14 Février 2007, 10:59am

Publié par barreteau

 
Au 35 de la rue de Tourtille, dans l'épicerie-buvette de Françoise Lajoy (dit-Fanfan), on se croirait encore en province dans les années cinquante.

Au mur, ce sont, pêle-mêle, des bouteilles, des boîtes de conserve, des paquets de sucre ou de biscuits, ... Quelques frusques d'un autre âge sont suspendues dans un coin. Au fond, il y a une seule table avec des chaises de cuisine et surtout ce comptoir qui a vu défiler tant d'habitués ... depuis des décennies.

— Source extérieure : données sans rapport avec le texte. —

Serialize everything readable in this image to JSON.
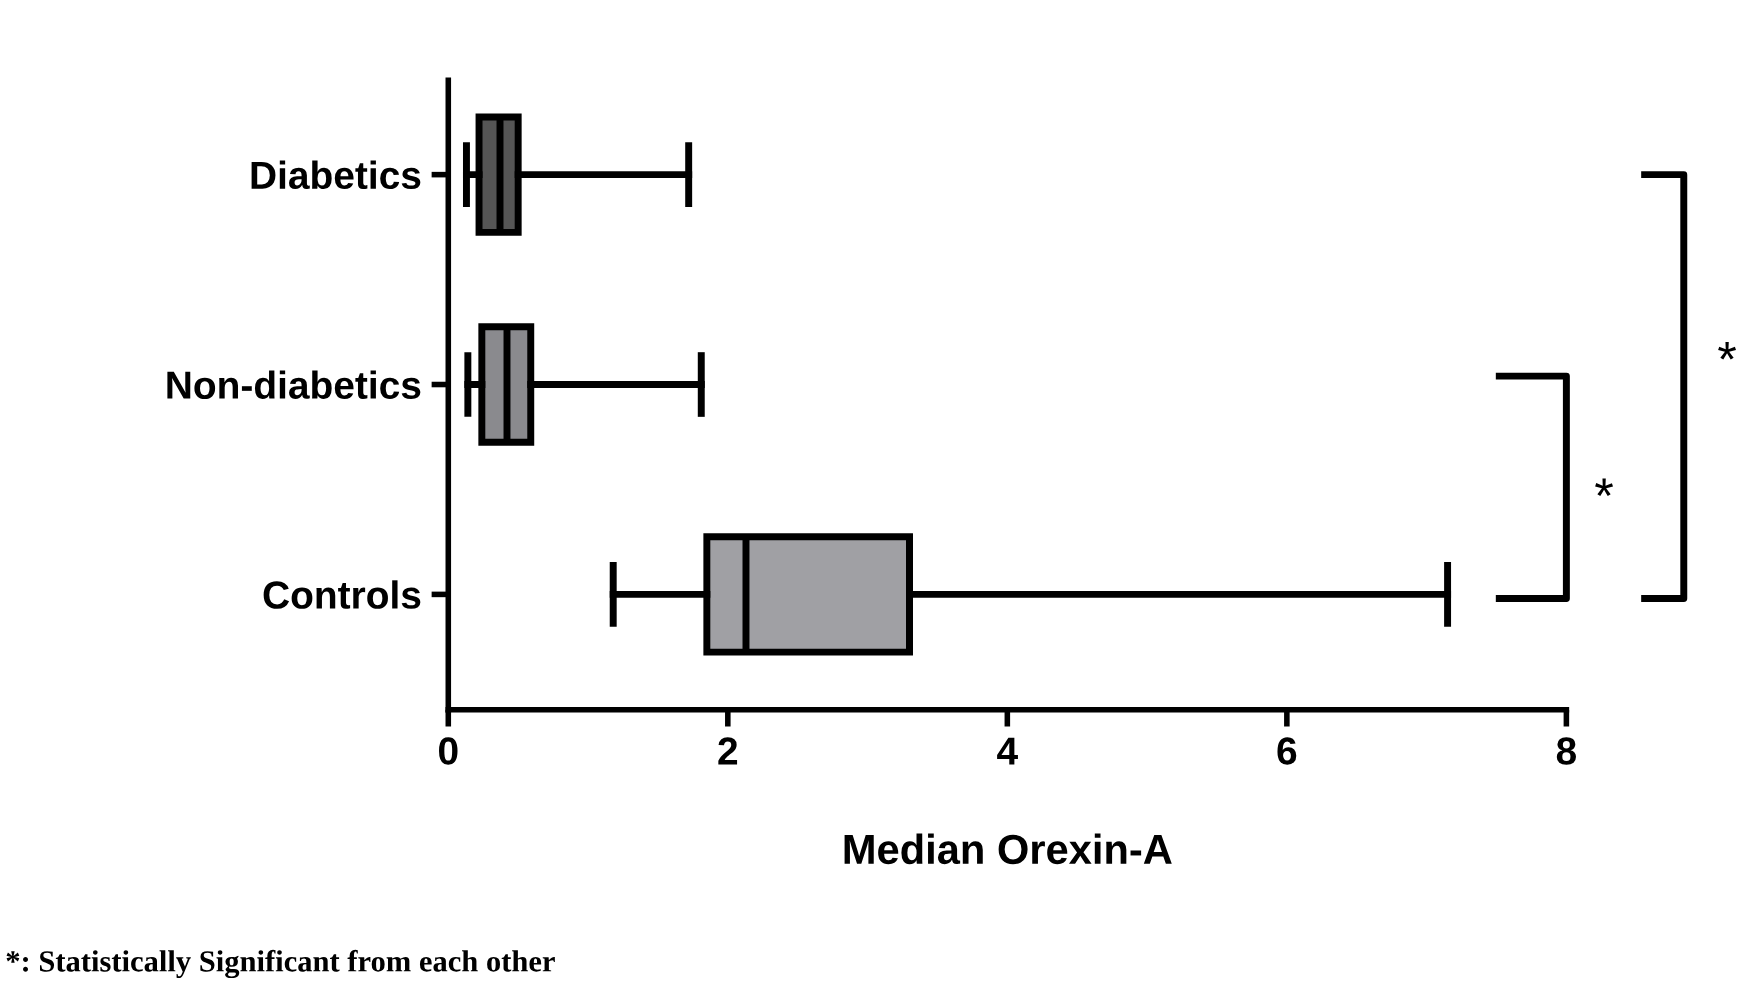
{
  "chart_data": {
    "type": "box",
    "orientation": "horizontal",
    "xlabel": "Median Orexin-A",
    "categories": [
      "Diabetics",
      "Non-diabetics",
      "Controls"
    ],
    "boxes": [
      {
        "low": 0.13,
        "q1": 0.22,
        "median": 0.37,
        "q3": 0.5,
        "high": 1.72
      },
      {
        "low": 0.14,
        "q1": 0.24,
        "median": 0.42,
        "q3": 0.59,
        "high": 1.81
      },
      {
        "low": 1.18,
        "q1": 1.85,
        "median": 2.13,
        "q3": 3.3,
        "high": 7.15
      }
    ],
    "colors": [
      "#555555",
      "#8a8a8e",
      "#a0a0a4"
    ],
    "xlim": [
      0,
      8
    ],
    "xticks": [
      0,
      2,
      4,
      6,
      8
    ],
    "grid": false,
    "annotations": [
      "*",
      "*",
      "*: Statistically Significant from each other"
    ]
  }
}
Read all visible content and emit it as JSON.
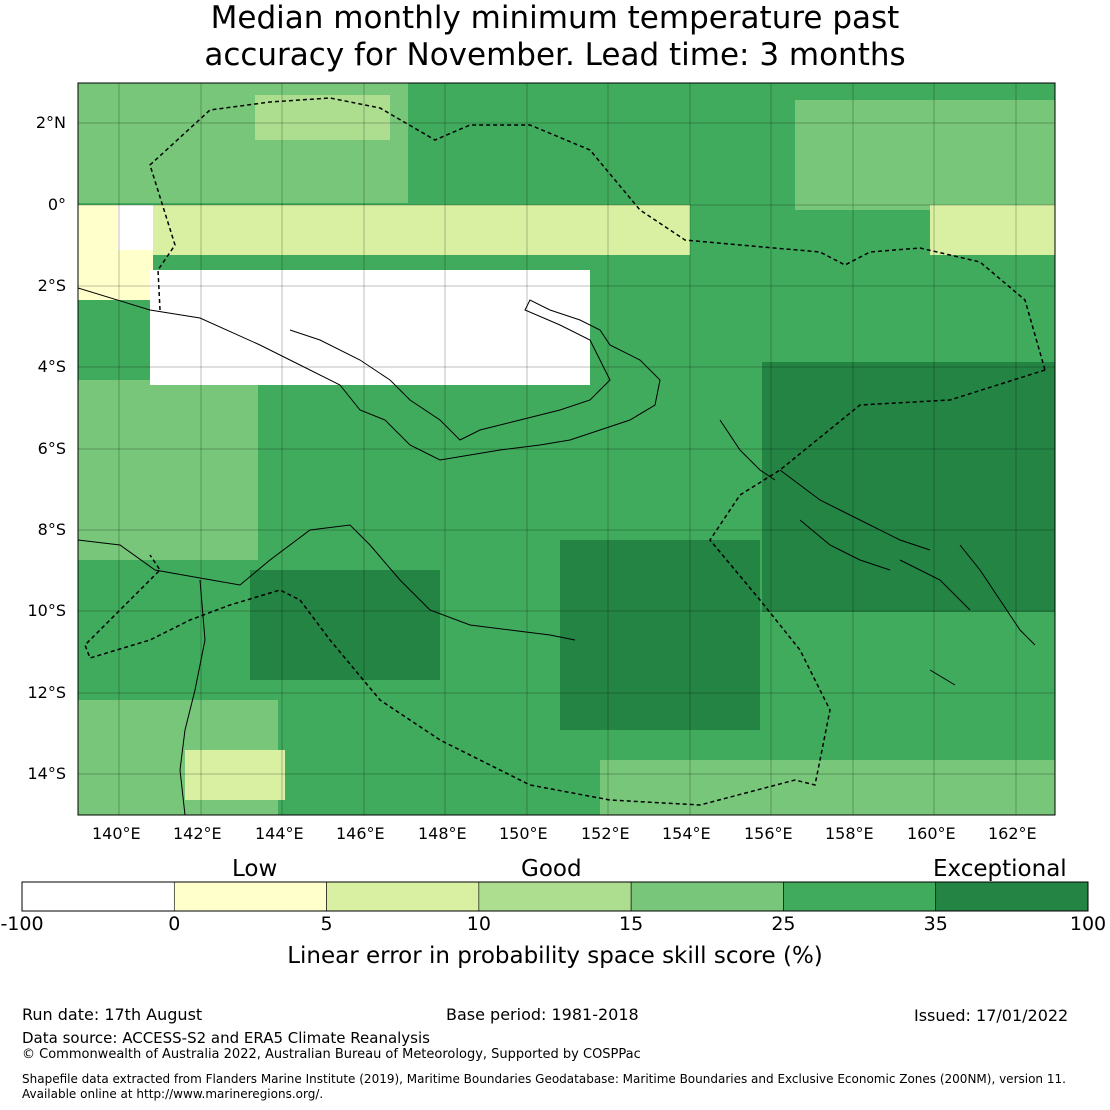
{
  "title_line1": "Median monthly minimum temperature past",
  "title_line2": "accuracy for November. Lead time: 3 months",
  "map": {
    "lon_ticks": [
      "140°E",
      "142°E",
      "144°E",
      "146°E",
      "148°E",
      "150°E",
      "152°E",
      "154°E",
      "156°E",
      "158°E",
      "160°E",
      "162°E"
    ],
    "lat_ticks": [
      "2°N",
      "0°",
      "2°S",
      "4°S",
      "6°S",
      "8°S",
      "10°S",
      "12°S",
      "14°S"
    ]
  },
  "legend": {
    "categories": [
      "Low",
      "Good",
      "Exceptional"
    ],
    "bins": [
      {
        "from": -100,
        "to": 0,
        "color": "#ffffff"
      },
      {
        "from": 0,
        "to": 5,
        "color": "#ffffcc"
      },
      {
        "from": 5,
        "to": 10,
        "color": "#d9f0a3"
      },
      {
        "from": 10,
        "to": 15,
        "color": "#addd8e"
      },
      {
        "from": 15,
        "to": 25,
        "color": "#78c679"
      },
      {
        "from": 25,
        "to": 35,
        "color": "#41ab5d"
      },
      {
        "from": 35,
        "to": 100,
        "color": "#238443"
      }
    ],
    "tick_labels": [
      "-100",
      "0",
      "5",
      "10",
      "15",
      "25",
      "35",
      "100"
    ],
    "label": "Linear error in probability space skill score (%)"
  },
  "footer": {
    "run_date": "Run date: 17th August",
    "base_period": "Base period: 1981-2018",
    "issued": "Issued: 17/01/2022",
    "data_source": "Data source: ACCESS-S2 and ERA5 Climate Reanalysis",
    "copyright": "© Commonwealth of Australia 2022, Australian Bureau of Meteorology, Supported by COSPPac",
    "shapefile_1": "Shapefile data extracted from Flanders Marine Institute (2019), Maritime Boundaries Geodatabase: Maritime Boundaries and Exclusive Economic Zones (200NM), version 11.",
    "shapefile_2": "Available online at http://www.marineregions.org/."
  }
}
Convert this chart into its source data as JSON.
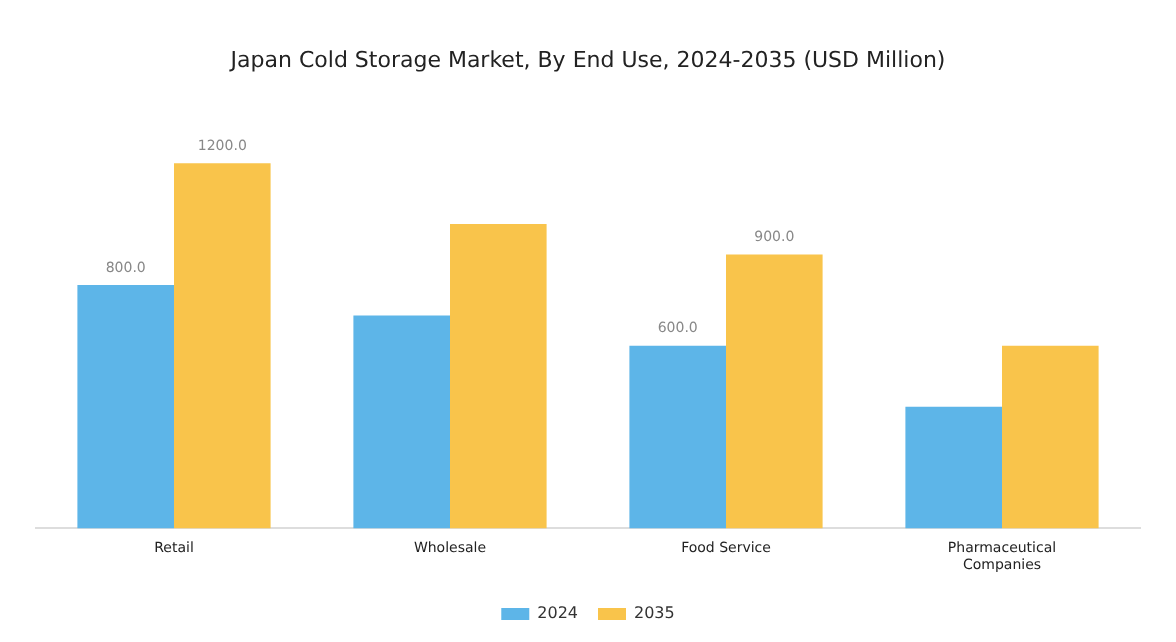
{
  "chart_data": {
    "type": "bar",
    "title": "Japan Cold Storage Market, By End Use, 2024-2035 (USD Million)",
    "categories": [
      "Retail",
      "Wholesale",
      "Food Service",
      "Pharmaceutical Companies"
    ],
    "series": [
      {
        "name": "2024",
        "color": "#5db5e8",
        "values": [
          800,
          700,
          600,
          400
        ],
        "value_labels": [
          "800.0",
          null,
          "600.0",
          null
        ]
      },
      {
        "name": "2035",
        "color": "#f9c44b",
        "values": [
          1200,
          1000,
          900,
          600
        ],
        "value_labels": [
          "1200.0",
          null,
          "900.0",
          null
        ]
      }
    ],
    "tick_labels": "x",
    "grid": false,
    "legend": "bottom"
  }
}
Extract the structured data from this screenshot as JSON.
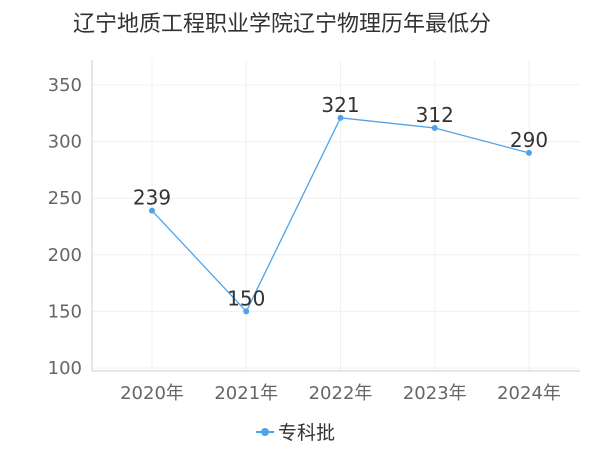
{
  "chart_data": {
    "type": "line",
    "title": "辽宁地质工程职业学院辽宁物理历年最低分",
    "categories": [
      "2020年",
      "2021年",
      "2022年",
      "2023年",
      "2024年"
    ],
    "series": [
      {
        "name": "专科批",
        "values": [
          239,
          150,
          321,
          312,
          290
        ],
        "color": "#4da3ea"
      }
    ],
    "ylim": [
      100,
      350
    ],
    "yticks": [
      100,
      150,
      200,
      250,
      300,
      350
    ],
    "xlabel": "",
    "ylabel": "",
    "grid": true,
    "legend": "bottom-center"
  }
}
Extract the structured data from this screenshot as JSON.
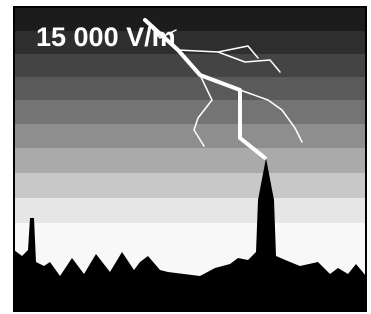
{
  "label": "15 000 V/m"
}
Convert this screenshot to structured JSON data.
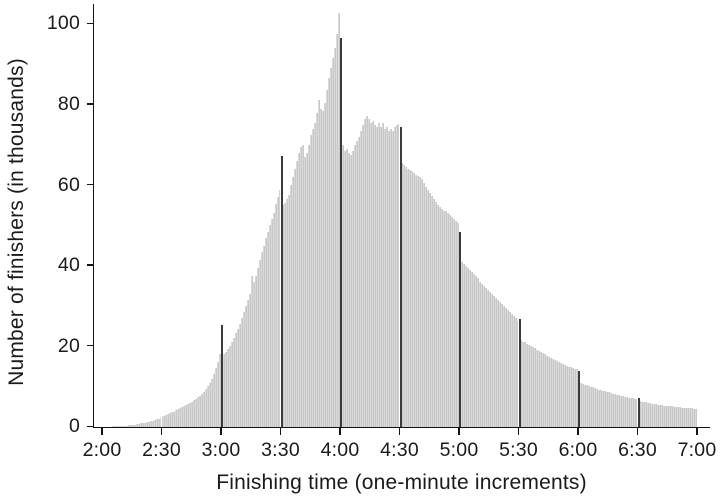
{
  "chart_data": {
    "type": "bar",
    "title": "",
    "xlabel": "Finishing time (one-minute increments)",
    "ylabel": "Number of finishers (in thousands)",
    "x_tick_labels": [
      "2:00",
      "2:30",
      "3:00",
      "3:30",
      "4:00",
      "4:30",
      "5:00",
      "5:30",
      "6:00",
      "6:30",
      "7:00"
    ],
    "y_ticks": [
      0,
      20,
      40,
      60,
      80,
      100
    ],
    "ylim": [
      0,
      104
    ],
    "x_range": [
      "2:00",
      "7:00"
    ],
    "bin_minutes": 1,
    "grid": false,
    "legend": "none",
    "units": "thousands of finishers per one-minute bin",
    "highlighted_minutes": [
      "3:00",
      "3:30",
      "4:00",
      "4:30",
      "5:00",
      "5:30",
      "6:00",
      "6:30"
    ],
    "spike_indices": [
      60,
      90,
      120,
      150,
      180,
      210,
      240,
      270
    ],
    "values": [
      0.1,
      0.1,
      0.1,
      0.1,
      0.1,
      0.15,
      0.15,
      0.2,
      0.2,
      0.25,
      0.3,
      0.3,
      0.35,
      0.4,
      0.45,
      0.5,
      0.6,
      0.7,
      0.8,
      0.9,
      1.0,
      1.1,
      1.2,
      1.3,
      1.4,
      1.5,
      1.7,
      1.9,
      2.1,
      2.35,
      2.6,
      2.8,
      3.0,
      3.2,
      3.4,
      3.6,
      3.8,
      4.1,
      4.35,
      4.6,
      4.9,
      5.1,
      5.4,
      5.7,
      6.0,
      6.3,
      6.7,
      7.0,
      7.4,
      7.8,
      8.2,
      8.7,
      9.4,
      10.2,
      11.0,
      12.0,
      13.2,
      14.6,
      16.2,
      18.0,
      25.2,
      18.0,
      18.6,
      19.3,
      20.2,
      21.2,
      22.2,
      23.2,
      24.3,
      25.5,
      27.0,
      28.5,
      30.0,
      31.5,
      33.0,
      37.5,
      36.0,
      37.5,
      39.5,
      41.5,
      43.5,
      45.0,
      46.8,
      48.3,
      50.0,
      51.5,
      53.0,
      55.3,
      57.0,
      58.7,
      67.3,
      55.0,
      55.5,
      56.5,
      57.5,
      60.0,
      62.0,
      64.0,
      66.0,
      68.0,
      69.5,
      70.0,
      67.0,
      68.0,
      70.0,
      72.5,
      74.0,
      75.5,
      78.0,
      81.0,
      79.0,
      78.5,
      80.5,
      83.5,
      86.5,
      89.0,
      91.5,
      94.0,
      97.5,
      102.6,
      96.5,
      70.0,
      68.5,
      69.0,
      68.0,
      67.5,
      68.5,
      70.0,
      71.0,
      72.0,
      73.5,
      75.0,
      76.5,
      77.2,
      76.5,
      75.5,
      76.0,
      75.0,
      74.5,
      75.5,
      74.5,
      75.5,
      74.0,
      74.5,
      73.5,
      74.0,
      73.5,
      74.5,
      74.8,
      75.2,
      74.3,
      65.6,
      65.0,
      64.5,
      64.0,
      63.8,
      63.5,
      63.0,
      62.5,
      62.3,
      62.0,
      61.5,
      60.5,
      59.5,
      58.8,
      58.0,
      57.3,
      56.5,
      55.8,
      55.0,
      54.5,
      54.0,
      53.5,
      53.5,
      53.0,
      52.5,
      52.0,
      51.5,
      51.0,
      50.5,
      48.3,
      41.0,
      40.5,
      40.0,
      39.5,
      39.0,
      38.5,
      38.0,
      37.5,
      37.0,
      36.0,
      35.5,
      35.0,
      34.5,
      34.0,
      33.5,
      33.0,
      32.5,
      32.0,
      31.5,
      31.0,
      30.5,
      30.0,
      29.5,
      29.0,
      28.5,
      28.0,
      27.5,
      27.0,
      26.2,
      26.8,
      21.5,
      21.2,
      21.0,
      20.7,
      20.4,
      20.1,
      19.8,
      19.5,
      19.2,
      18.9,
      18.6,
      18.3,
      18.0,
      17.7,
      17.4,
      17.1,
      16.9,
      16.6,
      16.4,
      16.1,
      15.9,
      15.7,
      15.4,
      15.2,
      15.0,
      14.8,
      14.6,
      14.4,
      14.3,
      13.9,
      10.8,
      10.6,
      10.5,
      10.3,
      10.1,
      10.0,
      9.8,
      9.7,
      9.5,
      9.3,
      9.2,
      9.0,
      8.9,
      8.7,
      8.6,
      8.4,
      8.3,
      8.1,
      8.0,
      7.9,
      7.7,
      7.6,
      7.5,
      7.4,
      7.3,
      7.2,
      7.1,
      7.0,
      6.9,
      7.3,
      6.4,
      6.3,
      6.2,
      6.1,
      6.0,
      5.9,
      5.8,
      5.7,
      5.6,
      5.5,
      5.5,
      5.4,
      5.3,
      5.3,
      5.2,
      5.1,
      5.1,
      5.0,
      5.0,
      4.9,
      4.9,
      4.8,
      4.8,
      4.7,
      4.7,
      4.6,
      4.6,
      4.5,
      4.5
    ],
    "colors": {
      "background": "#ffffff",
      "bar_light": "#d9d9d9",
      "bar_stripe": "#c8c8c8",
      "spike": "#3a3a3a",
      "axis": "#141414",
      "text": "#1a1a1a"
    }
  }
}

Fanfan joue ici, dans le bas-Belleville, un rôle social très important : elle vous dépanne le soir lorsqu'il vous manque quoique ce soit en cuisine et toute la journée elle écoute, console ou conseille les gens du coin venus au comptoir lui conter leurs difficultés... Elle pourra même vous garder le courrier, vos clés, voire vos enfants ... tant sa générosité est sans borne.

D'un tempérament d'une grande gaité, elle a toutefois les larmes aux yeux, lorsqu'elle évoque toutes ces années passées, ici, depuis que sa mère a ouvert l'épicerie dans ce local acheté par sa grand-mère en 1932 et qu'elle a reprise après son CAP...

Car maintenant, dehors, la restructuration du quartier a commencé, et dans la rue où tous les autres commerces ont déjà fermé, l'ambiance n'est pas gaie. Une grande partie des habitants a déjà quitté le quartier ... les plus âgés sont morts. Qu'est devenu Jeannot qui, avec son accordéon, faisait danser les gens sur le trottoir les soirs de 14 juillet ?

Mais Fanfan se résigne mal à un avenir ailleurs. Aussi, elle fait de la résistance et ses amis sont solidaires : leur dernière pétition (Collectif "Y'a D'la Joie") 
a recueilli des milliers de signatures pour essayer d'obtenir un dernier sursis à cet ultime bistrot de quartier menacé de disparition.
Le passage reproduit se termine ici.